Another strong assumption in Theorem~1 is that the set ${M}$ is compact. First there is a way to somehow relax this condition. Basically, we only need compactness to obtain the converging subsequence. Hence, one could try to work with a weaker topology on ${Y}$ (which would result in a weaker notion of compactness) and then obtain a limit of a subsequence which converges in the weaker sense only. Then one would need some tool to deduce that the weak limit is indeed a solution. This strategy work, for example in Banach spaces:

Example 2 Let ${X}$ and ${Y}$ be reflexive Banach spaces and ${A:X\rightarrow Y}$ be linear, bounded and one-to-one. We use the set ${M = \{x\ :\ \|x\|_X\leq R\}}$ as prior knowledge on the solution of ${Ax=y^\dagger}$. Moreover, we use the metrics induced the norms of ${X}$ and ${Y}$, respectively: ${d_X(x,x') = \|x-x'\|_X}$ and ${d_Y(y,y') = \|y-y'\|_Y}$.

Obviously, ${M}$ is not compact (if ${X}$ is of infinite dimension) but it is weakly compact (and by the Eberlein-Smulian theorem also weakly-sequentially compact).

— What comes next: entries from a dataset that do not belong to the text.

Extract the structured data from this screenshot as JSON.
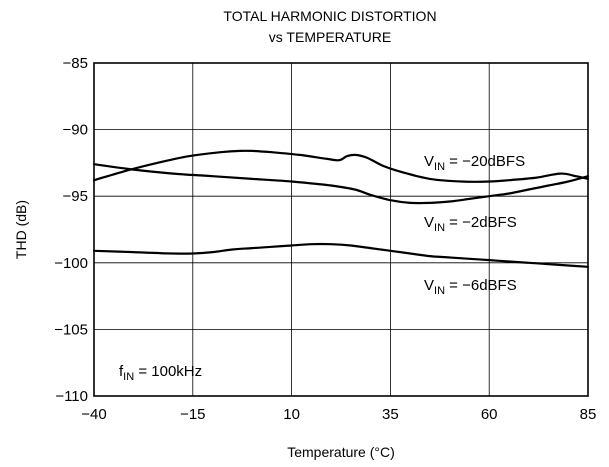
{
  "chart_data": {
    "type": "line",
    "title": [
      "TOTAL HARMONIC DISTORTION",
      "vs TEMPERATURE"
    ],
    "xlabel": "Temperature (°C)",
    "ylabel": "THD (dB)",
    "xlim": [
      -40,
      85
    ],
    "ylim": [
      -110,
      -85
    ],
    "xticks": [
      -40,
      -15,
      10,
      35,
      60,
      85
    ],
    "yticks": [
      -85,
      -90,
      -95,
      -100,
      -105,
      -110
    ],
    "xtick_labels": [
      "−40",
      "−15",
      "10",
      "35",
      "60",
      "85"
    ],
    "ytick_labels": [
      "−85",
      "−90",
      "−95",
      "−100",
      "−105",
      "−110"
    ],
    "grid": true,
    "series": [
      {
        "name": "V_IN = −20dBFS",
        "label_main": "V",
        "label_sub": "IN",
        "label_rest": " = −20dBFS",
        "x": [
          -40,
          -32,
          -24,
          -16,
          -8,
          -3,
          0,
          5,
          12,
          19,
          22,
          24,
          26,
          29,
          33,
          38,
          45,
          53,
          60,
          65,
          72,
          78,
          82,
          85
        ],
        "y": [
          -93.8,
          -93.1,
          -92.5,
          -92.0,
          -91.7,
          -91.6,
          -91.6,
          -91.7,
          -91.9,
          -92.2,
          -92.3,
          -92.0,
          -91.9,
          -92.1,
          -92.7,
          -93.2,
          -93.7,
          -93.9,
          -93.9,
          -93.8,
          -93.6,
          -93.3,
          -93.5,
          -93.7
        ]
      },
      {
        "name": "V_IN = −2dBFS",
        "label_main": "V",
        "label_sub": "IN",
        "label_rest": " = −2dBFS",
        "x": [
          -40,
          -30,
          -20,
          -10,
          0,
          10,
          20,
          26,
          30,
          35,
          40,
          45,
          50,
          55,
          60,
          65,
          70,
          75,
          80,
          85
        ],
        "y": [
          -92.6,
          -93.0,
          -93.3,
          -93.5,
          -93.7,
          -93.9,
          -94.2,
          -94.5,
          -94.9,
          -95.3,
          -95.5,
          -95.5,
          -95.4,
          -95.2,
          -95.0,
          -94.8,
          -94.5,
          -94.2,
          -93.9,
          -93.5
        ]
      },
      {
        "name": "V_IN = −6dBFS",
        "label_main": "V",
        "label_sub": "IN",
        "label_rest": " = −6dBFS",
        "x": [
          -40,
          -30,
          -20,
          -15,
          -10,
          -5,
          0,
          5,
          10,
          15,
          20,
          25,
          30,
          35,
          40,
          45,
          50,
          55,
          60,
          65,
          70,
          75,
          80,
          85
        ],
        "y": [
          -99.1,
          -99.2,
          -99.3,
          -99.3,
          -99.2,
          -99.0,
          -98.9,
          -98.8,
          -98.7,
          -98.6,
          -98.6,
          -98.7,
          -98.9,
          -99.1,
          -99.3,
          -99.5,
          -99.6,
          -99.7,
          -99.8,
          -99.9,
          -100.0,
          -100.1,
          -100.2,
          -100.3
        ]
      }
    ],
    "annotations": [
      {
        "main": "f",
        "sub": "IN",
        "rest": " = 100kHz"
      }
    ]
  }
}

In the situation of the proof of Theorem~1 we only get a weakly converging subsequence ${x_{\delta_n}\rightharpoonup \bar x}$. However, a linear operator ${A}$ is also weak-to-weak linear, and hence ${Ax_{\delta_n}\rightharpoonup A\bar x}$. While we only have a weakly converging sequence, we still can obtain the contradiction in~(0) since the norm is weakly lower semicontinuous.

Another way to justify the assumption that the solution is in a known compact set, is that in practice we always use a representation of the solution which only use a finite number of degrees of freedom (think of a Galerkin ansatz for example). However, this interpretation somehow neglects that we are interested in finding the true solution to the true infinite dimensional problem and that the discretization of the problem should be treated as a different issue. Just building on the regularizing effect of discretization will almost surely result in a method which stability properties depend on the resolution of the discretization.

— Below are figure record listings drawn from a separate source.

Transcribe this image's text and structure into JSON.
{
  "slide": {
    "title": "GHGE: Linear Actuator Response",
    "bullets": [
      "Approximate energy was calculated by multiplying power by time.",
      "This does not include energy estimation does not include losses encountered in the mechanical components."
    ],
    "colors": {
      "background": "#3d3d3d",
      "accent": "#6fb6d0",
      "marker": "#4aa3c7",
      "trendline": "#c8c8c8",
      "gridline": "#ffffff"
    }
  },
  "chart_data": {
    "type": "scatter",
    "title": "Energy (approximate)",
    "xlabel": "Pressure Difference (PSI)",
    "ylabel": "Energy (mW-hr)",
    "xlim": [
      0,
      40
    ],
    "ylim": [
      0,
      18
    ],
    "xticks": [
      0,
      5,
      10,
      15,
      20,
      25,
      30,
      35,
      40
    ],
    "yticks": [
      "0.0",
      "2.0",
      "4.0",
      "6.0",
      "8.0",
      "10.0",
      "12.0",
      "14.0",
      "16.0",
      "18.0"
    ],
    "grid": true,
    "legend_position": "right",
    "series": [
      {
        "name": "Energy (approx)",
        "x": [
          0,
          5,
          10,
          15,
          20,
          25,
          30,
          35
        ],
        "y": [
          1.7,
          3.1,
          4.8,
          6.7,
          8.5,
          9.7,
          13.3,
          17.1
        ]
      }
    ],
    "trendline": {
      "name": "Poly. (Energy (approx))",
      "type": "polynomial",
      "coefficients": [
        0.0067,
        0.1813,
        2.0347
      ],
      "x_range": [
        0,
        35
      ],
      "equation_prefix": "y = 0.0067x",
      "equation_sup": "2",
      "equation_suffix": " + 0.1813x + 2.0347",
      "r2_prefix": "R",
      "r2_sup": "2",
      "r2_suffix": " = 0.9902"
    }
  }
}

Finally: Another good reference of these somehow ancient results in regularization theory is one of the first books on this topics: “Solutions of ill-posed problems” by Tikhonov and Arsenin (1977). While it took me some time to get used the type of presentation, I have to admit that it is really worth to read this book (and other translation of Russian mathematical literature).